When it comes to doing the shows I usually go alone because it is more cost effective to travel alone, especially if you have a family. I go get to missing my family but a few days away is always nice.
Festivals and Craft shows are a blast, but they are also a lot of work, especially if you are doing it on your own. Setting up and tearing down can get a little rough especially at 2 pm on a July afternoon. So be prepared with plenty of food and drink, extra cash to make change, a way to accept credit cards, a garden cart to haul your stuff to and from your vehicle and an easy up canopy that has 4 sides that can be zipped closed in case of rain.
Now when you start getting customers, create a database of their mailing addresses and email addresses.
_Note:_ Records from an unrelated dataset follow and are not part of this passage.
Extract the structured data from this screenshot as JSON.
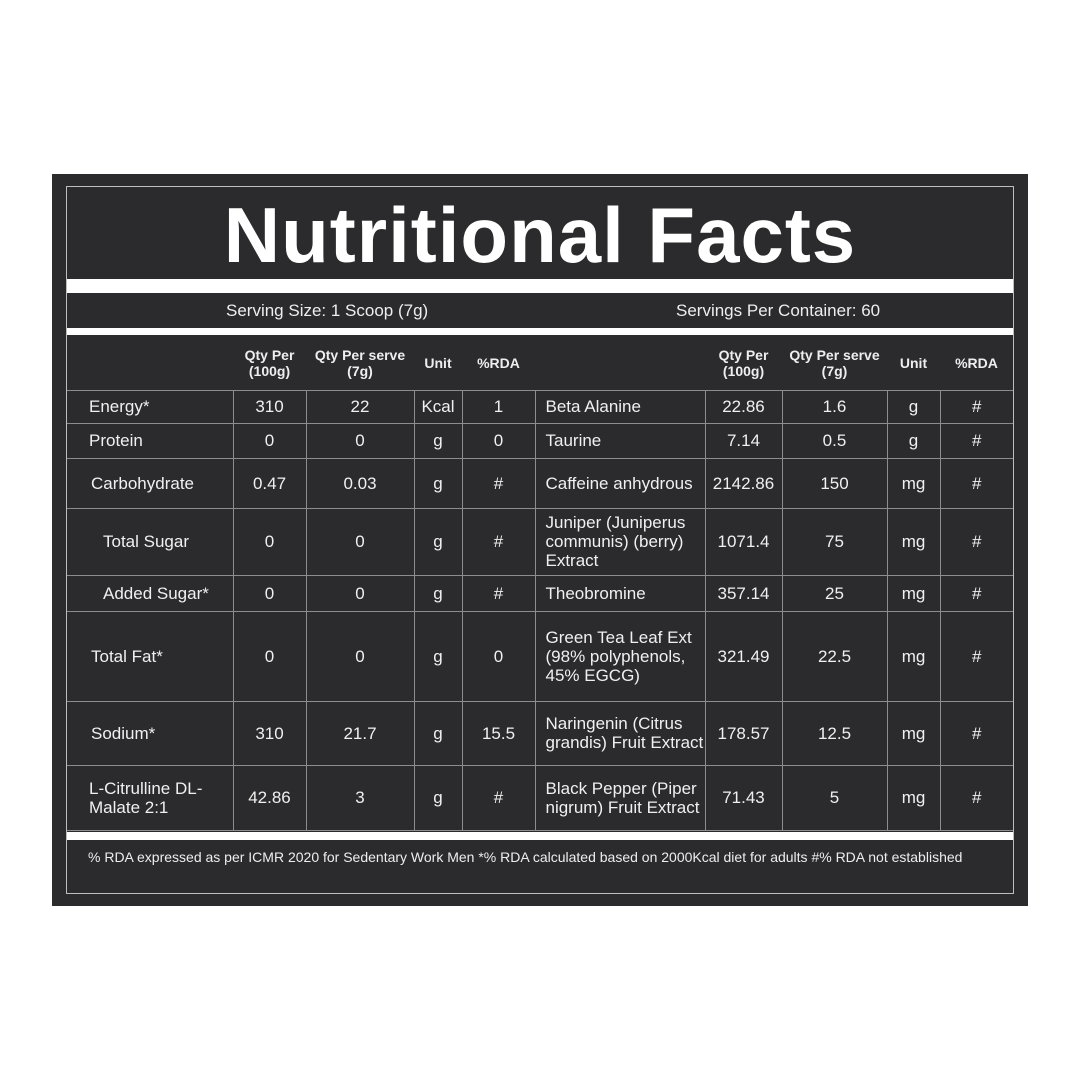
{
  "title": "Nutritional Facts",
  "serving_size": "Serving Size: 1 Scoop (7g)",
  "servings_per_container": "Servings Per Container: 60",
  "headers": {
    "qty_100g": "Qty Per (100g)",
    "qty_serve": "Qty Per serve (7g)",
    "unit": "Unit",
    "rda": "%RDA"
  },
  "left_rows": [
    {
      "name": "Energy*",
      "qty_100g": "310",
      "qty_serve": "22",
      "unit": "Kcal",
      "rda": "1"
    },
    {
      "name": "Protein",
      "qty_100g": "0",
      "qty_serve": "0",
      "unit": "g",
      "rda": "0"
    },
    {
      "name": "Carbohydrate",
      "qty_100g": "0.47",
      "qty_serve": "0.03",
      "unit": "g",
      "rda": "#"
    },
    {
      "name": "Total Sugar",
      "qty_100g": "0",
      "qty_serve": "0",
      "unit": "g",
      "rda": "#"
    },
    {
      "name": "Added Sugar*",
      "qty_100g": "0",
      "qty_serve": "0",
      "unit": "g",
      "rda": "#"
    },
    {
      "name": "Total Fat*",
      "qty_100g": "0",
      "qty_serve": "0",
      "unit": "g",
      "rda": "0"
    },
    {
      "name": "Sodium*",
      "qty_100g": "310",
      "qty_serve": "21.7",
      "unit": "g",
      "rda": "15.5"
    },
    {
      "name": "L-Citrulline DL-Malate 2:1",
      "qty_100g": "42.86",
      "qty_serve": "3",
      "unit": "g",
      "rda": "#"
    }
  ],
  "right_rows": [
    {
      "name": "Beta Alanine",
      "qty_100g": "22.86",
      "qty_serve": "1.6",
      "unit": "g",
      "rda": "#"
    },
    {
      "name": "Taurine",
      "qty_100g": "7.14",
      "qty_serve": "0.5",
      "unit": "g",
      "rda": "#"
    },
    {
      "name": "Caffeine anhydrous",
      "qty_100g": "2142.86",
      "qty_serve": "150",
      "unit": "mg",
      "rda": "#"
    },
    {
      "name": "Juniper (Juniperus communis) (berry) Extract",
      "qty_100g": "1071.4",
      "qty_serve": "75",
      "unit": "mg",
      "rda": "#"
    },
    {
      "name": "Theobromine",
      "qty_100g": "357.14",
      "qty_serve": "25",
      "unit": "mg",
      "rda": "#"
    },
    {
      "name": "Green Tea Leaf Ext (98% polyphenols, 45% EGCG)",
      "qty_100g": "321.49",
      "qty_serve": "22.5",
      "unit": "mg",
      "rda": "#"
    },
    {
      "name": "Naringenin (Citrus grandis) Fruit Extract",
      "qty_100g": "178.57",
      "qty_serve": "12.5",
      "unit": "mg",
      "rda": "#"
    },
    {
      "name": "Black Pepper (Piper nigrum) Fruit Extract",
      "qty_100g": "71.43",
      "qty_serve": "5",
      "unit": "mg",
      "rda": "#"
    }
  ],
  "footnote": "% RDA expressed as per ICMR 2020 for Sedentary Work Men  *% RDA calculated based on 2000Kcal diet for adults  #% RDA not established",
  "colors": {
    "background": "#2b2a2c",
    "text": "#f2f2f2",
    "divider": "#ffffff"
  }
}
When ever we finish a round of stuff, usaully a few weeks worth of products, I send an email out to everyone on my list letting them know what we have done. Usually you get return customers and return customers is what keeps you going. We even have a company in Missouri that buys our products and resells them.
Our target market is the high end posh towns. Even though you hear a lot about how bad he economy is, there are still a whole bunch of people out there willing to spend money on something that they find unique and many people are passionate about what they are looking for, if you can help them out, then you will have a customer for life.
Just dont give up and go with your gut. If you believe in what you do and you believe in your product then you can sell it. It just takes a little bit of time.
I hope this long story hellps and if you have any questions please do not hesistate to ask, we are still learning as we go along, but I am sure our experiences can help others out as well.